Crispr–Cas9 tool used to store information in the genome of living E. coli

CRIPR Horse video GIF

Source: Seth Shipman

To the left are a series of frames showing the mare ‘Anna G’ galloping, which were encoded into nucleotides and captured sequentially over time by the Crispr adaptation system in living bacteria. To the right are the frames after multiple generations of bacterial growth, recovered by sequencing bacterial genomes

In recent years, data as diverse as Shakespeare’s sonnets, Martin Luther King Jr’s ‘I have a dream’ speech and an Amazon gift card have all been stored as DNA. Now, scientists in the US have taken the idea one step further, inserting pictures and even simple movies into the genomes of living bacteria.

‘We’re piloting this system – what we call a “molecular recorder” – using images and movies, but we hope that it will eventually be used to capture information that we don’t already know, like what is going on inside of a cell,’ says Seth Shipman of Harvard University, who is part of George Church’s group which first demonstrated DNA could be used to store information in 2012.

He explains that DNA is a good storage medium as it is incredibly stable over time, ‘so for archiving data that you don’t plan to access very often, DNA can be a good choice’. But he adds that using living bacteria presents a new set of challenges. ‘Not only do you need to synthesise the coded DNA, but you also need to deliver it to cells and get them to incorporate the new bases into their genomes,’ he says.

To accomplish the task of turning DNA into a data storage medium the team turned to the Crispr–Cas9 system, which is part of the bacterial immune system which enables them to take up and store genetic material from invading viruses in a specific region of the genome. In the first of their proof-of-concept experiments, the pixels that made up a black and white photograph of a human hand were encoded into the genome of Escherichia coli.

The group tried different strategies to encode the data. ‘One was rigid, four colours with a base corresponding to each colour. That code didn’t work so well because it ended up creating some sequences that were not very compatible with the biology of the system,’ Shipman says. ‘We ended up using a more flexible code, similar to the codon code used to make proteins. In this code, we had 21 colours and each could be coded by three different nucleotide codes. That way we could flexibly create the DNA, avoiding problematic sequences.’

Horse play

The team also encoded five frames of a galloping horse from Eadweard Muybridge’s Human and animal locomotion photography collection into E. coli. The frames were inserted one by one over time, so that they would be encoded in the right order and could be recovered to create a movie.

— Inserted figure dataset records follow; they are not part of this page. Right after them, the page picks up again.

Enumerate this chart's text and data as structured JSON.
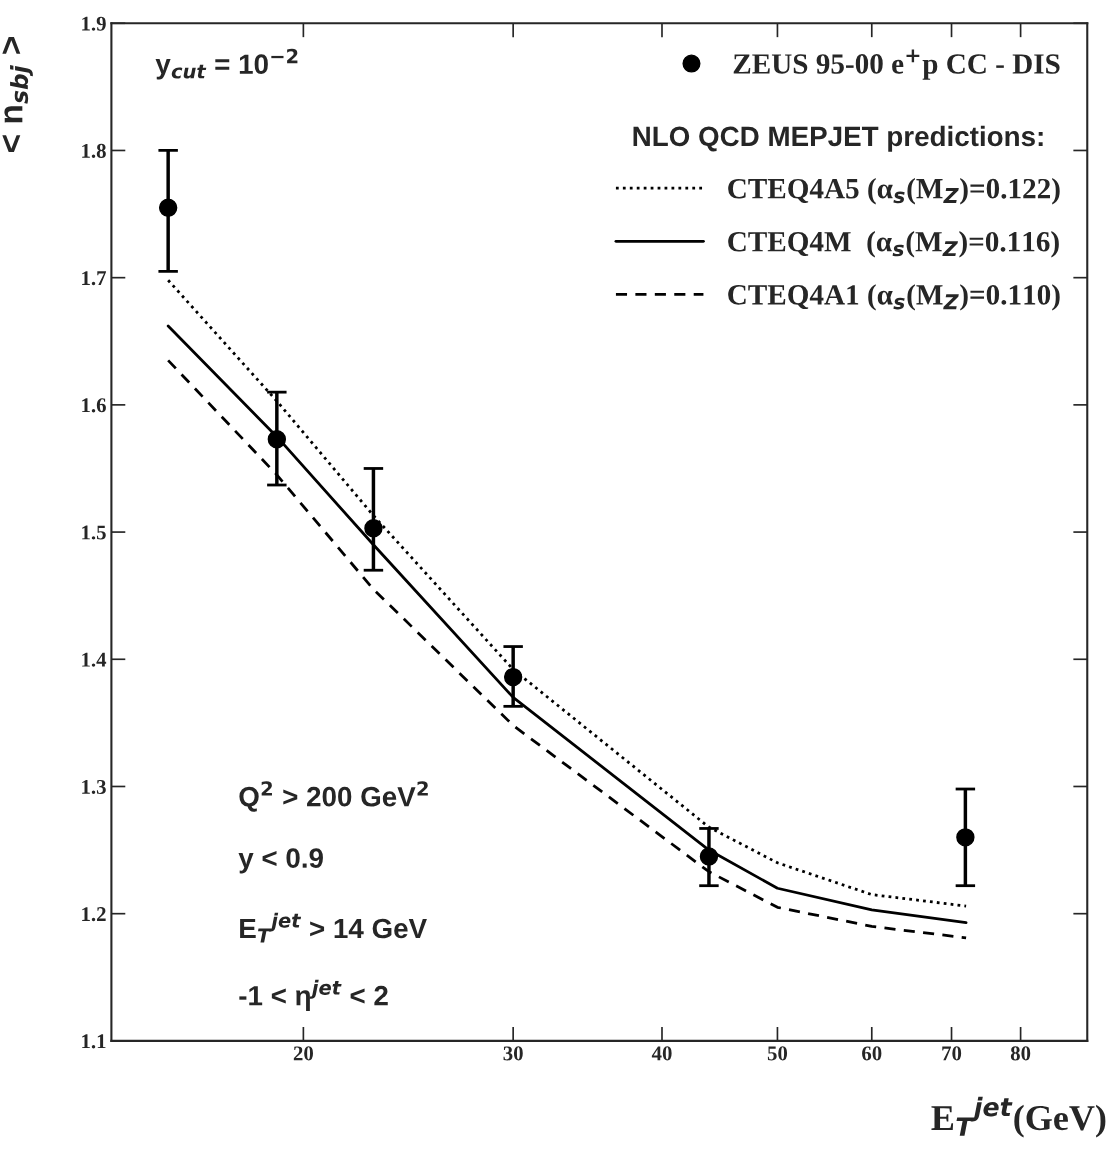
{
  "chart_data": {
    "type": "scatter",
    "xlabel": "E$_{T}$$^{jet}$(GeV)",
    "ylabel": "< n$_{sbj}$ >",
    "log": "x",
    "xlim": [
      13.8,
      91
    ],
    "xticks": [
      20,
      30,
      40,
      50,
      60,
      70,
      80
    ],
    "ylim": [
      1.1,
      1.9
    ],
    "yticks": [
      1.1,
      1.2,
      1.3,
      1.4,
      1.5,
      1.6,
      1.7,
      1.8,
      1.9
    ],
    "grid": false,
    "legend": "top right",
    "legend_title": "NLO QCD MEPJET predictions:",
    "x": [
      15.4,
      19.0,
      22.9,
      30.0,
      43.8,
      71.9
    ],
    "series": [
      {
        "name": "ZEUS 95-00 e$^{+}$p CC - DIS",
        "color": "#000000",
        "marker": "circle",
        "values": [
          1.755,
          1.573,
          1.503,
          1.386,
          1.245,
          1.26
        ],
        "errors": [
          [
            1.705,
            1.8
          ],
          [
            1.537,
            1.61
          ],
          [
            1.47,
            1.55
          ],
          [
            1.363,
            1.41
          ],
          [
            1.222,
            1.267
          ],
          [
            1.222,
            1.298
          ]
        ]
      },
      {
        "name": "CTEQ4A5 (α$_{s}$(M$_{Z}$)=0.122)",
        "type": "line",
        "color": "#000000",
        "line_style": "dotted",
        "x": [
          15.4,
          19.0,
          22.9,
          30.0,
          43.8,
          50,
          60,
          72
        ],
        "values": [
          1.698,
          1.603,
          1.513,
          1.392,
          1.268,
          1.24,
          1.215,
          1.206
        ]
      },
      {
        "name": "CTEQ4M  (α$_{s}$(M$_{Z}$)=0.116)",
        "type": "line",
        "color": "#000000",
        "line_style": "solid",
        "x": [
          15.4,
          19.0,
          22.9,
          30.0,
          43.8,
          50,
          60,
          72
        ],
        "values": [
          1.662,
          1.575,
          1.49,
          1.37,
          1.25,
          1.22,
          1.203,
          1.193
        ]
      },
      {
        "name": "CTEQ4A1 (α$_{s}$(M$_{Z}$)=0.110)",
        "type": "line",
        "color": "#000000",
        "line_style": "dashed",
        "x": [
          15.4,
          19.0,
          22.9,
          30.0,
          43.8,
          50,
          60,
          72
        ],
        "values": [
          1.635,
          1.545,
          1.455,
          1.348,
          1.233,
          1.205,
          1.19,
          1.181
        ]
      }
    ],
    "annotations": [
      "y$_{cut}$ = 10$^{−2}$",
      "Q$^{2}$ > 200 GeV$^{2}$",
      "y < 0.9",
      "E$_{T}$$^{jet}$ > 14 GeV",
      "-1 < η$^{jet}$ < 2"
    ]
  }
}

The information could later be recovered fairly simply, as all the new sequences are stored in a single region of the E. coli genome. ‘So we just amplify that one spot from many cells and look for sequences that were not there before,’ says Shipman. The pixel data could be read with about 90% accuracy.

‘Our next step is to hook this system up to biology so that it might record a process that we don’t yet understand, rather than information that we already know,’ says Shipman.

Ewan Birney from the European Molecular Biology Laboratory’s European Bioinformatics Institute, near Cambridge, UK, says the idea of a ‘little black box’ for recording information in cells is interesting but ‘a bit fanciful’. ‘The exciting thing really is that they’ve got a high information content writing system, not really that they store information in DNA,’ he says. ‘The thing I was most impressed about was the ability to do that amount of designed Crispr simultaneously.’

‘The applications they used that for doesn’t actually change the dial in terms of making practical DNA storage.’